I would guess that the most common is the safety regulation versus security risk, were a safety regulation with good intentions is formulated in way so that it is too prescriptive (i.e. the intention is lost in technical details not always applicable) and makes procedures unnecessarily complex onboard. These complex procedures will then increase the security risk by making security measures hard to get in place at the right time and drowning security issues in administrative safety work.
Another one is the fact that safety hazards often are the same for the ship and the security threat. For example; making it easy and safe for the crew to embark also can enable the threat with easier access to the ship or sailing in good weather also makes it easier for the threat to come close.

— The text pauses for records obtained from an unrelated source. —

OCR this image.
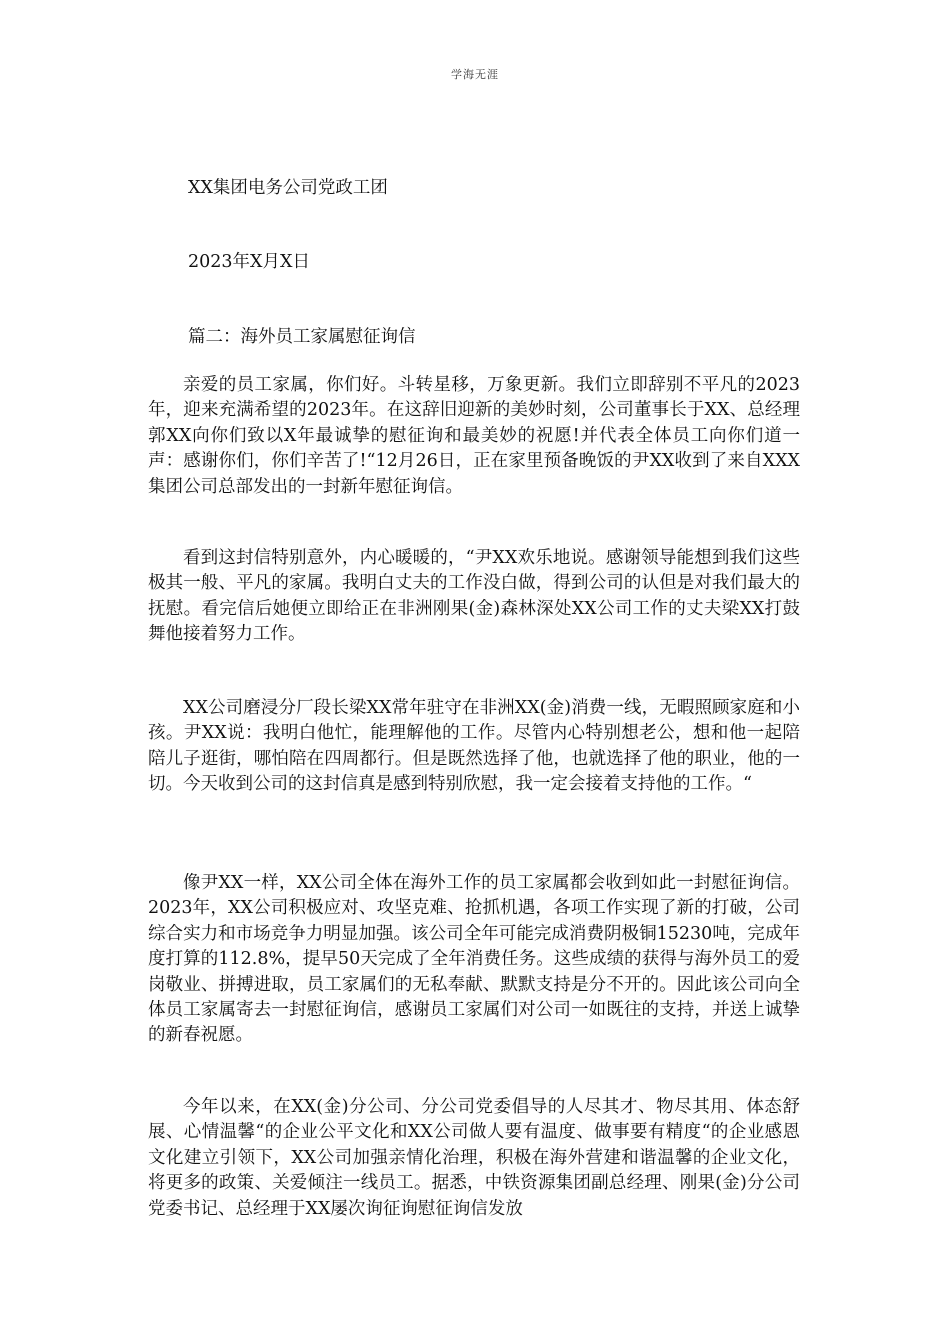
学海无涯
XX集团电务公司党政工团
2023年X月X日
篇二：海外员工家属慰征询信

亲爱的员工家属，你们好。斗转星移，万象更新。我们立即辞别不平凡的2023年，迎来充满希望的2023年。在这辞旧迎新的美妙时刻，公司董事长于XX、总经理郭XX向你们致以X年最诚挚的慰征询和最美妙的祝愿!并代表全体员工向你们道一声：感谢你们，你们辛苦了!“12月26日，正在家里预备晚饭的尹XX收到了来自XXX集团公司总部发出的一封新年慰征询信。

看到这封信特别意外，内心暖暖的，“尹XX欢乐地说。感谢领导能想到我们这些极其一般、平凡的家属。我明白丈夫的工作没白做，得到公司的认但是对我们最大的抚慰。看完信后她便立即给正在非洲刚果(金)森林深处XX公司工作的丈夫梁XX打鼓舞他接着努力工作。

XX公司磨浸分厂段长梁XX常年驻守在非洲XX(金)消费一线，无暇照顾家庭和小孩。尹XX说：我明白他忙，能理解他的工作。尽管内心特别想老公，想和他一起陪陪儿子逛街，哪怕陪在四周都行。但是既然选择了他，也就选择了他的职业，他的一切。今天收到公司的这封信真是感到特别欣慰，我一定会接着支持他的工作。“

像尹XX一样，XX公司全体在海外工作的员工家属都会收到如此一封慰征询信。2023年，XX公司积极应对、攻坚克难、抢抓机遇，各项工作实现了新的打破，公司综合实力和市场竞争力明显加强。该公司全年可能完成消费阴极铜15230吨，完成年度打算的112.8%，提早50天完成了全年消费任务。这些成绩的获得与海外员工的爱岗敬业、拼搏进取，员工家属们的无私奉献、默默支持是分不开的。因此该公司向全体员工家属寄去一封慰征询信，感谢员工家属们对公司一如既往的支持，并送上诚挚的新春祝愿。

今年以来，在XX(金)分公司、分公司党委倡导的人尽其才、物尽其用、体态舒展、心情温馨“的企业公平文化和XX公司做人要有温度、做事要有精度“的企业感恩文化建立引领下，XX公司加强亲情化治理，积极在海外营建和谐温馨的企业文化，将更多的政策、关爱倾注一线员工。据悉，中铁资源集团副总经理、刚果(金)分公司党委书记、总经理于XX屡次询征询慰征询信发放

In my research I come across a lot of these challenges between safety and security. They are seldom big problems and so far not a big problem by them self. Often the crew find ways to work around the problem and no changes are “needed” higher up in the organization. However, on a system level, these challenges between safety and security is a proof of that safety and security analysis is performed separate from each other and are therefore a symptoms of one of the big limitations with the security work performed today: it is not mature enough to meet the results of the safety analysis.
The only way to find the right mix is to do safety and security analysis in the same way…


  1. Has there been any research done on this topic? Quite interested while writing a thesis concerning this problem?

  2. I've not seen such research. I've been included in such discussions regarding both civlian ships and military ships, but they are often based personal experience without systematic support.